Wel opvallend dat hoe dominant België is in het veldrijden, ze hier in een echte mondiale strijd totaal ontbreken.
Omdat 1 kilometer korter is dan 3 kilometer..
De 1km (voor de mannen) is een inspanning van 1 minuut. Dat is grofweg zo'n beetje de bovengrens om een maximale inspanning vol te houden. Kijk naar Hoogland zijn rit als perfecte illustratie hiervan.
De individuele achtervolging (3km voor de vrouwen en 4km voor de mannen) duurt te lang om een maximale inspanning vol te houden. Bij dit onderdeel zal je daarom je krachten toch enigszins in moeten delen.
Wat betreft België vind ik het iets te overdreven om te zeggen dat ze totaal ontbreken, want ze halen toch 1 gouden en 1 zilveren medaille binnen. Verder zijn ze ook in het (recente) verleden regelmatig succesvol geweest op de duuronderdelen.
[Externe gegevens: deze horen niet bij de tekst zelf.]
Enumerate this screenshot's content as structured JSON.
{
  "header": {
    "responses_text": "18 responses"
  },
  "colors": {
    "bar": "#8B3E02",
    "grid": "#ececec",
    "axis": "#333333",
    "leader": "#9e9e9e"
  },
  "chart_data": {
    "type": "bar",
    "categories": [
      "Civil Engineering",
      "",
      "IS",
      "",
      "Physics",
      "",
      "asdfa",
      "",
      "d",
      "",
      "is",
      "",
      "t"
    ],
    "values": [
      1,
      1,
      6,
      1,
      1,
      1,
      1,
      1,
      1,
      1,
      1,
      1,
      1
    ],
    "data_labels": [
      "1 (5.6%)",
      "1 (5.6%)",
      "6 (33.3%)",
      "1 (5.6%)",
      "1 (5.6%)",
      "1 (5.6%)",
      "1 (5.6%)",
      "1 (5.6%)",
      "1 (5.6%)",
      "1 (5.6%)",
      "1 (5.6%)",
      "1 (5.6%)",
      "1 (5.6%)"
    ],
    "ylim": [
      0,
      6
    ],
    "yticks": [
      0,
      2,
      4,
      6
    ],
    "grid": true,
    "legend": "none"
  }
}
Dit WK kwam het er om verschillende redenen niet echt uit op de duuronderdelen (o.a. vanwege de blessure van Lotte Kopecky).
Wat betreft de sprintonderdelen is het ander verhaal. Zo ver ik weet hebben ze daar nooit echt toppers gehad. Daarbij kan je van de weg of het veld ook niet zomaar de switch maken naar 1 van de sprintonderdelen. Dat vergt gewoon heel andere training.
Totaal ontbreken is toch ook overdreven, niet?
Een gouden medaille en twee zilveren is op zich niet erg slecht en iemand als De Ketele had er met wat meer geluk ook nog kunnen rapen.
De vergelijking met het veldrijden gaat natuurlijk ook gewoon niet op. Waar veldrijden een sport is die in onze contreien uitgevonden en groot geworden is, is baanwielrennen dat niet, traditioneel zijn het eerder de landen uit de commonwealth die hier hard op inzetten.